Pewnie powiecie, że zajęty, że takie tam, albo, że się pocieszył.
Otóż tak... Pociesza się od jakiegoś miesiąca - motorem, który kupił miesiąc temu w tajemnicy przede mną, bo wiedział, że się na niego nie zgodzę. To teraz nie mam chłopa, bo chłop ma motor, a raczej bzika na jego punkcie... Czy to zazdrość z mojej strony, a może tęsknota? :/

Cóż... zostaje mi włączyć moją ulubioną piosenkę (link wklejam poniżej i zachęcam do posłuchania), poczytać co u Was, sącząc przy tym moje ulubione, gruszkowe piwko.

http://www.youtube.com/watch?v=cJ6Nrgx_UWM

piątek, 13 czerwca 2014

13-go

Czy ten piątek jest dla Was pechowy? Mam nadzieję, że nie! :)
Mój jest bardzo upalny (tak, tak - mamy piękne lato w UK) i bardzo przyjemny za sprawą wolnego dnia i zakupów :)
Ostatnimi czasy, nurtuje mnie jedno pytanie - dlaczego, angielskie słodycze są takie pyszne, a ubrania tak tanie? Ja zamiast schudnąć, przybrałam na wadze, czego o moim portfelu powiedzieć już nie można :P

Mieszkam na 'obrzeżach' miasta i w okolicy prócz 2 dużych marketów i paru małych sklepów, oraz małego baru nie ma niczego, nie licząc szkoły i kościoła.
Dziś z racji otrzymania wypłaty, wybrałam się do miasta na zakupy - och! Po wejściu do Primarka dostałam oczopląsu :P
Po drodze z Primarka, obowiązkowo udałam się na co tygodniowe zakupy do PL sklepu i zgrzeszyłam - kabanosem i bułą :D

A oto, co dziś kupiłam:




Pozdrawiam! :)





środa, 11 czerwca 2014

Wieczór

Nastaje wieczór.

Dla jednych jest to z utęsknieniem wyczekiwana pora dnia, a dla mnie największy koszmar - kolejny, samotny wieczór, w dodatku bez niego, szmat kilometrów dalej...

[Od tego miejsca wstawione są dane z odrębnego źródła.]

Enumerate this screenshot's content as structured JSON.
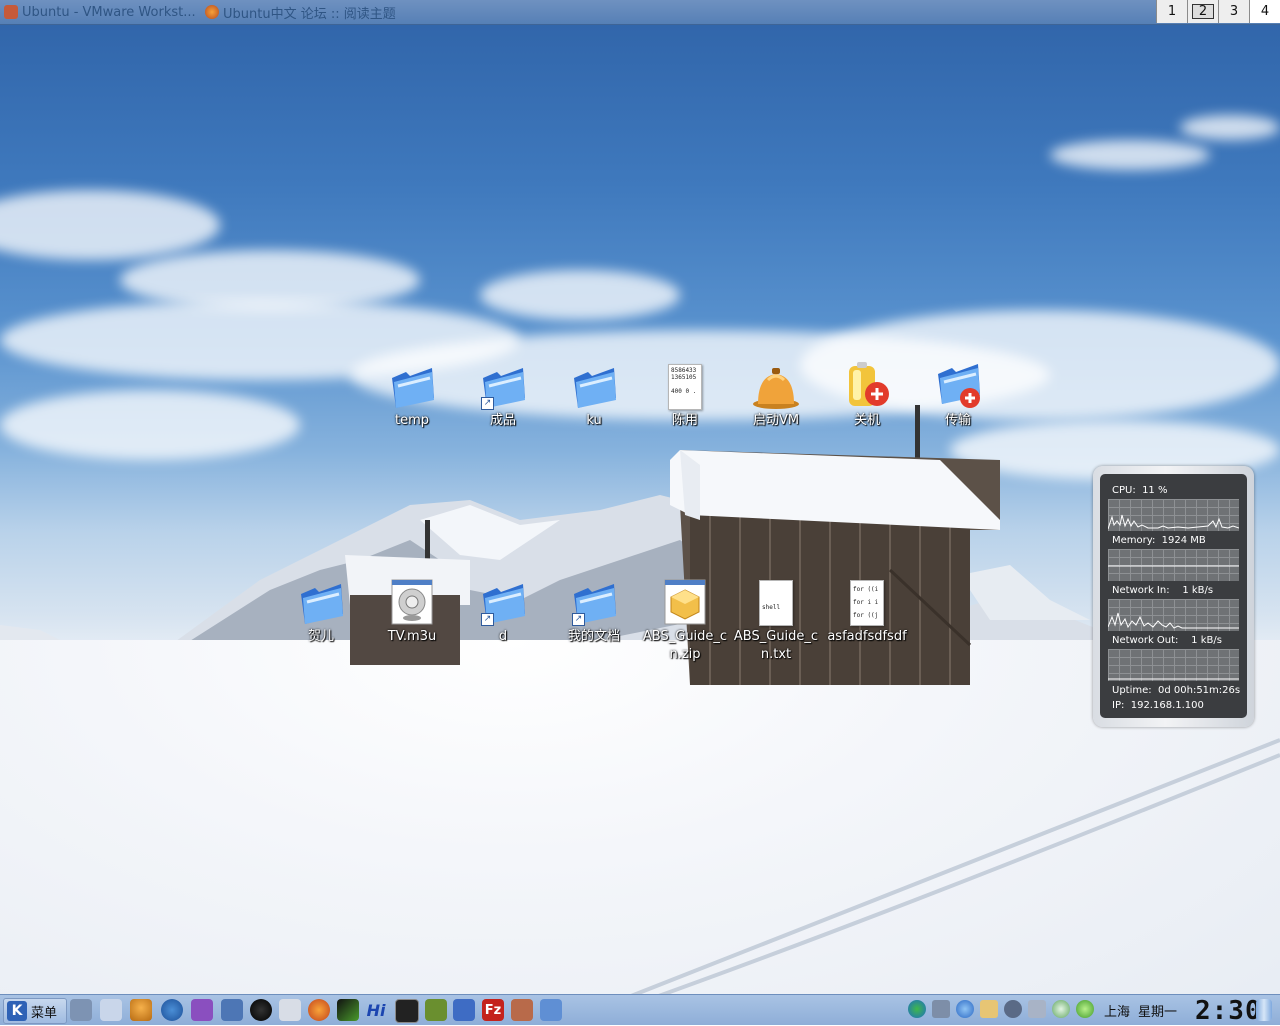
{
  "taskbar": {
    "tasks": [
      "Ubuntu - VMware Workst...",
      "Ubuntu中文 论坛 :: 阅读主题"
    ],
    "pager": [
      "1",
      "2",
      "3",
      "4"
    ],
    "active_desktop": "4"
  },
  "desktop": {
    "icons": [
      {
        "label": "temp",
        "icon": "folder-icon"
      },
      {
        "label": "成品",
        "icon": "folder-shortcut-icon"
      },
      {
        "label": "ku",
        "icon": "folder-icon"
      },
      {
        "label": "陈用",
        "icon": "text-document-icon",
        "preview": [
          "8586433",
          "1365105",
          "",
          "400 0 ."
        ]
      },
      {
        "label": "启动VM",
        "icon": "vm-launcher-icon"
      },
      {
        "label": "关机",
        "icon": "shutdown-icon"
      },
      {
        "label": "传输",
        "icon": "folder-transfer-icon"
      },
      {
        "label": "贺儿",
        "icon": "folder-icon"
      },
      {
        "label": "TV.m3u",
        "icon": "playlist-icon"
      },
      {
        "label": "d",
        "icon": "folder-shortcut-icon"
      },
      {
        "label": "我的文档",
        "icon": "folder-shortcut-icon"
      },
      {
        "label": "ABS_Guide_cn.zip",
        "icon": "zip-archive-icon"
      },
      {
        "label": "ABS_Guide_cn.txt",
        "icon": "shell-script-icon",
        "preview": [
          "",
          "",
          "shell"
        ]
      },
      {
        "label": "asfadfsdfsdf",
        "icon": "text-document-icon",
        "preview": [
          "for ((i",
          "for i i",
          "for ((j"
        ]
      }
    ]
  },
  "monitor": {
    "cpu_label": "CPU:",
    "cpu_value": "11 %",
    "memory_label": "Memory:",
    "memory_value": "1924 MB",
    "net_in_label": "Network In:",
    "net_in_value": "1 kB/s",
    "net_out_label": "Network Out:",
    "net_out_value": "1 kB/s",
    "uptime_label": "Uptime:",
    "uptime_value": "0d 00h:51m:26s",
    "ip_label": "IP:",
    "ip_value": "192.168.1.100"
  },
  "panel": {
    "menu_label": "菜单",
    "launchers": [
      "desktop-icon",
      "paint-icon",
      "vm-icon",
      "thunderbird-icon",
      "pidgin-icon",
      "monitor-icon",
      "qq-icon",
      "printer-icon",
      "firefox-icon",
      "terminal-green-icon",
      "baidu-hi-icon",
      "console-icon",
      "book-icon",
      "tools-icon",
      "filezilla-icon",
      "package-icon",
      "network-icon"
    ],
    "launcher_text": {
      "hi": "Hi",
      "fz": "Fz"
    },
    "tray_icons": [
      "msn-icon",
      "volume-icon",
      "network-status-icon",
      "klipper-icon",
      "security-icon",
      "connection-icon",
      "update-icon",
      "check-icon"
    ],
    "city": "上海",
    "weekday": "星期一",
    "clock": "2:30"
  },
  "colors": {
    "topbar": "#5e86bb",
    "panel": "#9bb8de",
    "folder_blue": "#3f86e0"
  }
}
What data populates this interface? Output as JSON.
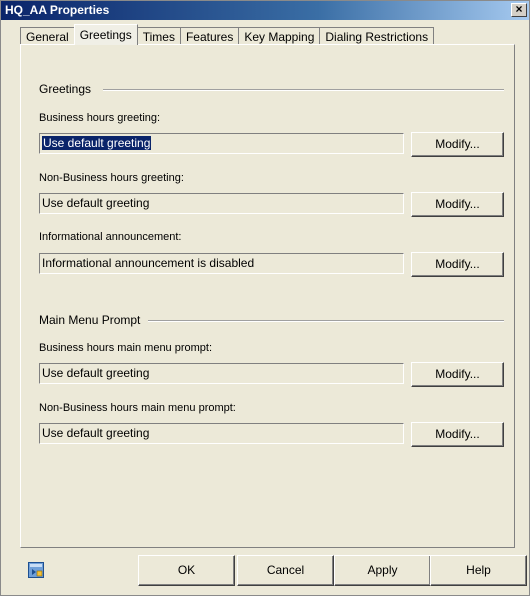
{
  "window": {
    "title": "HQ_AA Properties",
    "close_glyph": "×"
  },
  "tabs": [
    {
      "label": "General",
      "active": false
    },
    {
      "label": "Greetings",
      "active": true
    },
    {
      "label": "Times",
      "active": false
    },
    {
      "label": "Features",
      "active": false
    },
    {
      "label": "Key Mapping",
      "active": false
    },
    {
      "label": "Dialing Restrictions",
      "active": false
    }
  ],
  "greetings": {
    "heading": "Greetings",
    "business_hours": {
      "label": "Business hours greeting:",
      "value": "Use default greeting",
      "button": "Modify..."
    },
    "non_business_hours": {
      "label": "Non-Business hours greeting:",
      "value": "Use default greeting",
      "button": "Modify..."
    },
    "informational": {
      "label": "Informational announcement:",
      "value": "Informational announcement is disabled",
      "button": "Modify..."
    }
  },
  "main_menu": {
    "heading": "Main Menu Prompt",
    "business_hours": {
      "label": "Business hours main menu prompt:",
      "value": "Use default greeting",
      "button": "Modify..."
    },
    "non_business_hours": {
      "label": "Non-Business hours main menu prompt:",
      "value": "Use default greeting",
      "button": "Modify..."
    }
  },
  "footer": {
    "icon": "mmc-snapin-icon",
    "ok": "OK",
    "cancel": "Cancel",
    "apply": "Apply",
    "help": "Help"
  }
}
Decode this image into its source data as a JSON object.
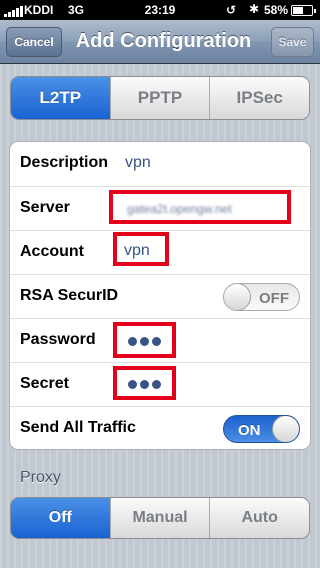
{
  "status_bar": {
    "carrier": "KDDI",
    "network": "3G",
    "time": "23:19",
    "battery_percent_label": "58%",
    "battery_level": 0.58,
    "icons": [
      "signal-icon",
      "lock-rotation-icon",
      "bluetooth-icon",
      "battery-icon"
    ]
  },
  "nav": {
    "title": "Add Configuration",
    "cancel_label": "Cancel",
    "save_label": "Save"
  },
  "vpn_type": {
    "options": [
      "L2TP",
      "PPTP",
      "IPSec"
    ],
    "selected": "L2TP"
  },
  "form": {
    "description": {
      "label": "Description",
      "value": "vpn"
    },
    "server": {
      "label": "Server",
      "value": "gatea2t.opengw.net"
    },
    "account": {
      "label": "Account",
      "value": "vpn"
    },
    "rsa_securid": {
      "label": "RSA SecurID",
      "state": "OFF"
    },
    "password": {
      "label": "Password",
      "value": "•••"
    },
    "secret": {
      "label": "Secret",
      "value": "•••"
    },
    "send_all_traffic": {
      "label": "Send All Traffic",
      "state": "ON"
    }
  },
  "proxy": {
    "section_label": "Proxy",
    "options": [
      "Off",
      "Manual",
      "Auto"
    ],
    "selected": "Off"
  },
  "colors": {
    "selected_segment": "#1a62d1",
    "highlight_box": "#e4001b",
    "value_text": "#385487",
    "background": "#c5ccd4"
  }
}
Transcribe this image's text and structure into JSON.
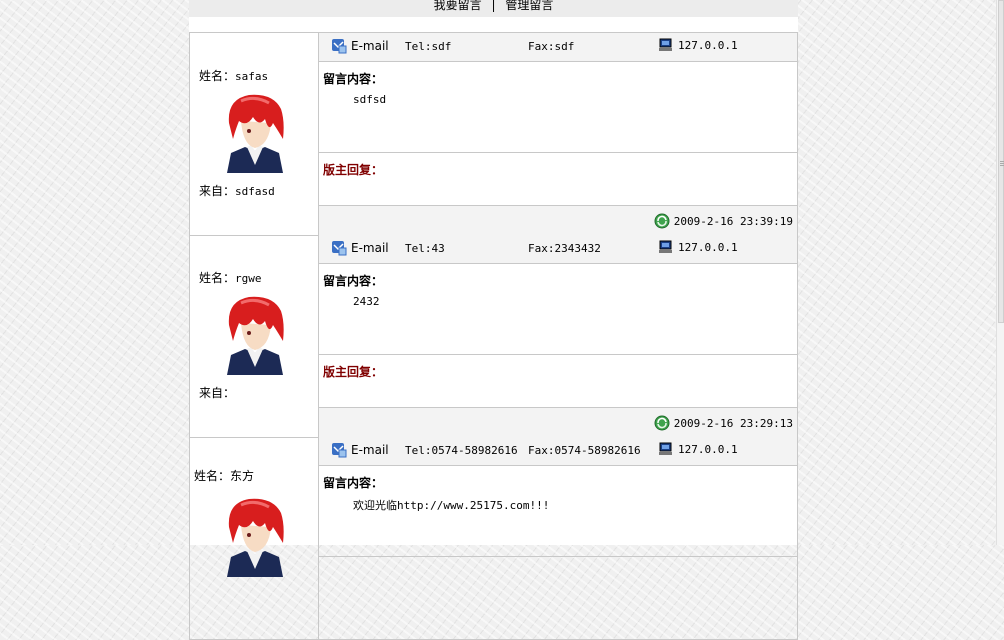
{
  "nav": {
    "write_label": "我要留言",
    "separator": "|",
    "manage_label": "管理留言"
  },
  "labels": {
    "name_prefix": "姓名：",
    "from_prefix": "来自：",
    "email_label": "E-mail",
    "content_heading": "留言内容：",
    "reply_heading": "版主回复："
  },
  "entries": [
    {
      "name": "safas",
      "from": "sdfasd",
      "tel": "Tel:sdf",
      "fax": "Fax:sdf",
      "ip": "127.0.0.1",
      "content": "sdfsd",
      "reply": "",
      "time": "2009-2-16 23:39:19"
    },
    {
      "name": "rgwe",
      "from": "",
      "tel": "Tel:43",
      "fax": "Fax:2343432",
      "ip": "127.0.0.1",
      "content": "2432",
      "reply": "",
      "time": "2009-2-16 23:29:13"
    },
    {
      "name": "东方",
      "from": "",
      "tel": "Tel:0574-58982616",
      "fax": "Fax:0574-58982616",
      "ip": "127.0.0.1",
      "content": "欢迎光临http://www.25175.com!!!",
      "reply": "",
      "time": ""
    }
  ],
  "icons": {
    "mail": "mail-icon",
    "ip": "computer-icon",
    "time": "clock-refresh-icon",
    "avatar": "anime-avatar-red-hair"
  },
  "colors": {
    "reply_heading": "#800000",
    "border": "#c8c8c8",
    "info_bg": "#f3f3f3"
  }
}
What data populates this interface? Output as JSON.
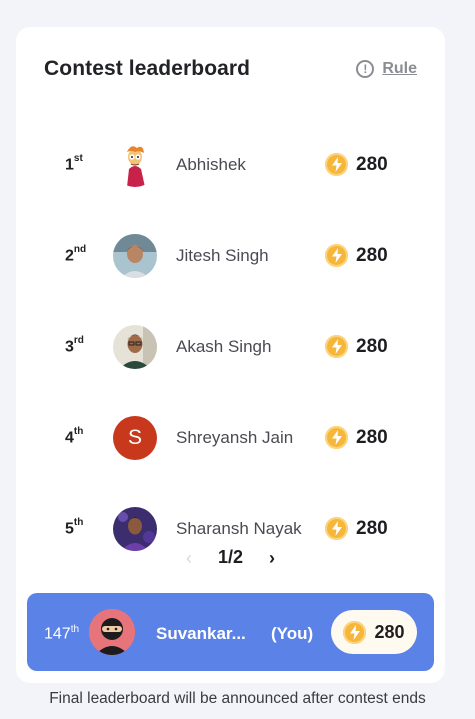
{
  "header": {
    "title": "Contest leaderboard",
    "rule_label": "Rule",
    "info_glyph": "!"
  },
  "leaders": [
    {
      "rank_num": "1",
      "rank_suffix": "st",
      "name": "Abhishek",
      "points": "280"
    },
    {
      "rank_num": "2",
      "rank_suffix": "nd",
      "name": "Jitesh Singh",
      "points": "280"
    },
    {
      "rank_num": "3",
      "rank_suffix": "rd",
      "name": "Akash Singh",
      "points": "280"
    },
    {
      "rank_num": "4",
      "rank_suffix": "th",
      "name": "Shreyansh Jain",
      "points": "280",
      "initial": "S"
    },
    {
      "rank_num": "5",
      "rank_suffix": "th",
      "name": "Sharansh Nayak",
      "points": "280"
    }
  ],
  "pagination": {
    "prev_glyph": "‹",
    "next_glyph": "›",
    "text": "1/2"
  },
  "current_user": {
    "rank_num": "147",
    "rank_suffix": "th",
    "name": "Suvankar...",
    "you_label": "(You)",
    "points": "280"
  },
  "footer": {
    "note": "Final leaderboard will be announced after contest ends"
  },
  "colors": {
    "accent_blue": "#5b82e6",
    "coin_gold": "#f6b63a",
    "avatar_initial_bg": "#c8381c"
  },
  "icons": [
    "info-icon",
    "lightning-coin-icon",
    "chevron-left-icon",
    "chevron-right-icon"
  ]
}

Dwa miesiące temu podjęłam szybka decyzje o wyjeździe do UK - głównie ze względu na kwestie finansową i chęć poznania nowego, zupełnie innego kawałka świata - potrzebowałam zmiany otoczenia, ludzi.Wiedziałam, że łatwo nie będzie, miałam wiele obaw, myśli kłębiły się w głowie. Bałam się też, ze mój dotychczasowy, prawie idealny związek runie, a mój facet pośle mnie do diabła (to była tez dla Nas próba, która przetrwaliśmy - tfu tfu!). Były plany by zacząć tu nowe życie we dwoje, lecz W., niechętnie przystał na mą propozycje, mając dobrą prace w PL - szczęściarz!
Cóż, zostaje mi odliczać dni do 6-go lipca... ;)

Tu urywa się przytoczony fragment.